59. Chi ha guardato il mondo in profondità indovina quale saggezza ci sia nel fatto che gli uomini sono superficiali. E’ l’istinto di conservazione che insegna loro a essere volubili, leggeri e falsi.
Si ritrova qua e là una adorazione appassionata ed eccessiva delle
«forme pure», nei filosofi come negli artisti: senza dubbio chi ritiene “necessario” in tal modo il culto della superficie, può aver toccato una qualche volta un tasto infelice “sotto” di essa.

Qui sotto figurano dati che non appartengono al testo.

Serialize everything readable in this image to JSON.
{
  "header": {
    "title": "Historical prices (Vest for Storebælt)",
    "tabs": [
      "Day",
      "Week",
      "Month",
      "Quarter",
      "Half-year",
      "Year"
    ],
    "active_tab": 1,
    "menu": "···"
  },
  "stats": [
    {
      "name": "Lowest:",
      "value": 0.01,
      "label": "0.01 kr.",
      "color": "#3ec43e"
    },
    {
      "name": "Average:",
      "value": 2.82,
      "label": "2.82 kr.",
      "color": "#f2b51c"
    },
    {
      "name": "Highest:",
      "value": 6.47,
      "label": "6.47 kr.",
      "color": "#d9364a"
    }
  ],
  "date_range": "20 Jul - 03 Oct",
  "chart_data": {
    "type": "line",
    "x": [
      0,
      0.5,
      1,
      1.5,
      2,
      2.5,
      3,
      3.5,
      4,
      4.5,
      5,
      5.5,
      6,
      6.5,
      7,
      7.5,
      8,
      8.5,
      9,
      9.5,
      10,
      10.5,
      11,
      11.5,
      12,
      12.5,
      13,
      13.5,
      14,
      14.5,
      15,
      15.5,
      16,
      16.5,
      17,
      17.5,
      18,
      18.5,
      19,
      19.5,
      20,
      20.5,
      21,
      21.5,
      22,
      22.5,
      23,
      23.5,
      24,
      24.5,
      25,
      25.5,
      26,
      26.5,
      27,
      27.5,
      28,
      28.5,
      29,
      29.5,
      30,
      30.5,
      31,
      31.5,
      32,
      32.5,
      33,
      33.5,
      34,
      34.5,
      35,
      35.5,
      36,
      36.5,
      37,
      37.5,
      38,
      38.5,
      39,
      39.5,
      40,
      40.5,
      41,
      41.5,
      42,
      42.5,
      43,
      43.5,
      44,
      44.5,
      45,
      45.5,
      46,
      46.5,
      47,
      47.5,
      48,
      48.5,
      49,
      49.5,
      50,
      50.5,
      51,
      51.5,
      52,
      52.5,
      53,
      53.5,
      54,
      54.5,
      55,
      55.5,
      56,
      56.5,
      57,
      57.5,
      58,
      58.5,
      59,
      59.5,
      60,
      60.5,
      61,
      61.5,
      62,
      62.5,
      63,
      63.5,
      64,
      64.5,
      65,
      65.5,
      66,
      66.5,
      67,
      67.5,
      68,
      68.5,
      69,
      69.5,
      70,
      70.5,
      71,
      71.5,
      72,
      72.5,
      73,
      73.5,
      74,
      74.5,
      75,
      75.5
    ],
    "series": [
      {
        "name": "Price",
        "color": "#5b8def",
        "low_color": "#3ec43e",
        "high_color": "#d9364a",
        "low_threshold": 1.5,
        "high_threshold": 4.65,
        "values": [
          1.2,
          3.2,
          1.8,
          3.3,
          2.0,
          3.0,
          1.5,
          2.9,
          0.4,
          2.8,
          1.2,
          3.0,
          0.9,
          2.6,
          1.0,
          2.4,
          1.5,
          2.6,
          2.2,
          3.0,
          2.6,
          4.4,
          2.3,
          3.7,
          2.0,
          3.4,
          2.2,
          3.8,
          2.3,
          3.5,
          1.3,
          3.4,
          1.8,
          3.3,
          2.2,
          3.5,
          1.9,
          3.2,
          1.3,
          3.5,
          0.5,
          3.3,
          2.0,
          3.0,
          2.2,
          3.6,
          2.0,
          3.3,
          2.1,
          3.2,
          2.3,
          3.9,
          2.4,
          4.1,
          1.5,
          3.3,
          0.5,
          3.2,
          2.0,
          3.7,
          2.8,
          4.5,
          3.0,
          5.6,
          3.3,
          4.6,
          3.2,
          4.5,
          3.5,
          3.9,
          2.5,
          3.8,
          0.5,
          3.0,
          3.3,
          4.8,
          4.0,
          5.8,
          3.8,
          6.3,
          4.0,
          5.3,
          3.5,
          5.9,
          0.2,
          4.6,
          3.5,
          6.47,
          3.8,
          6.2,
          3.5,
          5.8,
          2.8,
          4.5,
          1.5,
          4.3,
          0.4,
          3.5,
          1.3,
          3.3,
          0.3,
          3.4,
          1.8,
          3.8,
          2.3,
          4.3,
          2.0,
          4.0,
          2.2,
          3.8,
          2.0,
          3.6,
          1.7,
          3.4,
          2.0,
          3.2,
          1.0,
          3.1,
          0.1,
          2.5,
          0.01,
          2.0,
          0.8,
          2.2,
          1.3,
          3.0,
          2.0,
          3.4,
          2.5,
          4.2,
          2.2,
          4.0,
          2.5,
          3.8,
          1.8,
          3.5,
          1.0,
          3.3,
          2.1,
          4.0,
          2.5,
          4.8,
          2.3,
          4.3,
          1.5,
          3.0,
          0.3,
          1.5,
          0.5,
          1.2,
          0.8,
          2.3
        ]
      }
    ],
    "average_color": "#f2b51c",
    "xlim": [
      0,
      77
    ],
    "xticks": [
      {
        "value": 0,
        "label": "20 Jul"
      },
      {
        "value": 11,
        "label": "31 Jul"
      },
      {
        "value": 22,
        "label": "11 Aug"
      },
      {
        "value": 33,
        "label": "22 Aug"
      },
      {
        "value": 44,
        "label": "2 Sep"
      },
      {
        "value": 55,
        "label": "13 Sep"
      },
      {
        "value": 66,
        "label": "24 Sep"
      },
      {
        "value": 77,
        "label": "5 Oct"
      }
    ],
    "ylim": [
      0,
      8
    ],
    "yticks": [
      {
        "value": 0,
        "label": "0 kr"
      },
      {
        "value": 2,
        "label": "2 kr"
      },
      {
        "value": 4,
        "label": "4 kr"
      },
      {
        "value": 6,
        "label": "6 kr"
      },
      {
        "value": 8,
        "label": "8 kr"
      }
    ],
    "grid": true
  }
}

E forse persino a riguardo di questi fanciulli bruciati, di questi artisti nati, che trovano ancora il gusto della vita soltanto nel proposito di “falsificarne” l’immagine (per così dire in un’ostinata vendetta contro la vita), esiste ancora un ordine gerarchico: si potrebbe desumere il grado di disgusto al quale, in loro, è giunta la vita, dalla misura in cui essi desiderano vedere falsificata, assottigliata, trascendentizzata, divinizzata la sua immagine, - si potrebbe annoverare gli “homines religiosi” tra gli artisti, come il loro ordine più “elevato”. E’ il timore profondamente sospettoso di un pessimismo immedicabile che costringe interi secoli ad attaccarsi coi denti a una interpretazione religiosa dell’esistenza; la paura di quell’istinto, il quale presagisce che si potrebbe essere “troppo presto” in possesso della verità, prima che l’uomo sia divenuto abbastanza forte, abbastanza duro, abbastanza artista… La religiosità, la «vita di Dio», considerate da questo punto di vista, apparirebbero il più raffinato e ultimo prodotto del
“timore” della verità, l’adorazione e l’ebbrezza dell’artista di fronte alla più conseguente di tutte le falsificazioni, la volontà di capovolgere il vero, la volontà di non verità a qualsiasi prezzo. Può darsi che non ci sia stato fino a oggi nessun mezzo più efficace per abbellire l’uomo in se stesso, se non appunto questa religiosità: per mezzo di essa l’uomo può divenire a tal punto arte, superficie, giuoco di colori, dolcezza di modi, che la sua vista non è più insopportabile. -
60. Amare l’uomo “per amore di Dio” - fu questo, fino a oggi, il sentimento più nobile e più remoto che sia stato raggiunto tra gli uomini.